Hang Lung to cash in at Long Beach
Five years after it sold flats at Long Beach in West Kowloon for the last time, Hang Lung Properties yesterday said it would sell another 108 flats there - this time at its Tower 8.
The average price of the flats would be HK$10,580 per sq ft, the company said. Prices of second-hand flats at the same project are going for between HK$8,700 and HK$11,000 per sq ft.
The sale comes a month after Hang Lung chairman Ronnie Chan Chi-chung said the era of property tycoons making excessive profits would end under the administration of chief executive-elect Leung Chun-ying.
Speaking at a seminar last month, Chan, a key supporter of Leung in March's chief executive poll, said property developers would be able to 'make money but not exorbitant profits'. Developers had been making too much profit for decades, he said.
Chan also said that he believed Leung would adopt an appropriate pace in easing land prices.
Asked why the company decided to sell flats before Leung takes over, a spokesman for Hang Lung said it was purely a commercial decision. 'We have an inventory of over 1,200 units at Long Beach. We think now is a good time to sell some of them,' he said.

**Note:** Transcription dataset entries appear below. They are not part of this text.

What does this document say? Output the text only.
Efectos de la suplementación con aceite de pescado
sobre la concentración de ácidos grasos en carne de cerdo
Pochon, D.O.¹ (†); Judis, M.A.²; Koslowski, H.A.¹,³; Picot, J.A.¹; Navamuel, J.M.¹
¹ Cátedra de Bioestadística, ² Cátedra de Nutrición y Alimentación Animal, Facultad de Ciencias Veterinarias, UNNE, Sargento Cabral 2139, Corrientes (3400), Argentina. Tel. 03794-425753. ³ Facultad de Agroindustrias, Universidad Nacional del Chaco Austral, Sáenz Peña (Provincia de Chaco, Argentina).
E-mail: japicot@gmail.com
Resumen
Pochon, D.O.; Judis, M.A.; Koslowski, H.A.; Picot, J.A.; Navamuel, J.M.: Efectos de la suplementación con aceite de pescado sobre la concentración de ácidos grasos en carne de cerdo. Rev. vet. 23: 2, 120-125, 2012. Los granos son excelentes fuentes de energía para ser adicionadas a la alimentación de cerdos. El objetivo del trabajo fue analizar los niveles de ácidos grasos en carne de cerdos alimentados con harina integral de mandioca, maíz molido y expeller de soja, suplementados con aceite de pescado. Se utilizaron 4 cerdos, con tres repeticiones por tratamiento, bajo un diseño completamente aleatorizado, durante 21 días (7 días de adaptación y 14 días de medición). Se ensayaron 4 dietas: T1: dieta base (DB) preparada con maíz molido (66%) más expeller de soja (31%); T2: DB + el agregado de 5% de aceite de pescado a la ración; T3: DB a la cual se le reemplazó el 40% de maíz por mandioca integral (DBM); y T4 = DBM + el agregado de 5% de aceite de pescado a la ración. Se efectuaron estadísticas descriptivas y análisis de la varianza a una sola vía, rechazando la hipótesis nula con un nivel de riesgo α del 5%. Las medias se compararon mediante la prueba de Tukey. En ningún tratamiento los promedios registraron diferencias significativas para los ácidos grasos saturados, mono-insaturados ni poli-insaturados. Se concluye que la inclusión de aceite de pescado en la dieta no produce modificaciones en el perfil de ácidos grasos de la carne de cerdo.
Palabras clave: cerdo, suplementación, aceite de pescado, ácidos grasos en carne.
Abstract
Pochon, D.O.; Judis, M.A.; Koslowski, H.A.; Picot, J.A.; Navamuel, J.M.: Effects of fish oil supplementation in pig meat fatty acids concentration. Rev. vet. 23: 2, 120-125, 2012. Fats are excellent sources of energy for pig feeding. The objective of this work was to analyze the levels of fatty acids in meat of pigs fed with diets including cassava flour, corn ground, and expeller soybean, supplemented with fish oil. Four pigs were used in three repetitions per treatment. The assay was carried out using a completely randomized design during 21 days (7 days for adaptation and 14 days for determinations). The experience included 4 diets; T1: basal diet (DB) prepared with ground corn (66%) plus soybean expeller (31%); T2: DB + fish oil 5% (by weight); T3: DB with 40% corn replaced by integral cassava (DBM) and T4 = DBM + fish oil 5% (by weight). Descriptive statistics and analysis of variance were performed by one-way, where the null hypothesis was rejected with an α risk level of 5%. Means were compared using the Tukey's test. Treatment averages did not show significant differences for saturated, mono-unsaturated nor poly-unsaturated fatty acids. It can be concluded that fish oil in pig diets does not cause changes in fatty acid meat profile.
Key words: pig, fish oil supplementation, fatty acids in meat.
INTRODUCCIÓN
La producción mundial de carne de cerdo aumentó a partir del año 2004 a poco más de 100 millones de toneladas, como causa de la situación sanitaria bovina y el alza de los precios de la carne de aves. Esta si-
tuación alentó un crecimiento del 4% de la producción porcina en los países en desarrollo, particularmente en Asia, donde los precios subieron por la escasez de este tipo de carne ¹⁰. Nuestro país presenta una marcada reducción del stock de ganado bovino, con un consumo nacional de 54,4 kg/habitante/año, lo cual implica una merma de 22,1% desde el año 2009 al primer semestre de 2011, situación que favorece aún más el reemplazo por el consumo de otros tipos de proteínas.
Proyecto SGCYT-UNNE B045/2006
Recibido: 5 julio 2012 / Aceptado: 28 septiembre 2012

The price this time had been set some 50 per cent higher than in October 2007, when the company last sold flats there, he said.
The spokesman also said Hang Lung had been selling flats of The Harbourside at Kowloon station.
According to the Rating and Valuation Department, the vacancy rate for private housing is 4.3 per cent, or 47,920 flats were empty in the city at the end of last year. It was 4.7 per cent a year ago.
According to Centaline Property Agency, home prices across the city in the secondary market had recently risen, on average, 1.75 per cent week on week. The average price is now 2.8 per cent over the last peak in 1997.
Prices in some housing estates are beyond 1997 levels. The average second-hand home price at Taikoo Shing now stands at HK$10,552 per sq ft, according to Midland Realty - about 25 per cent higher than during the 1997 peak level.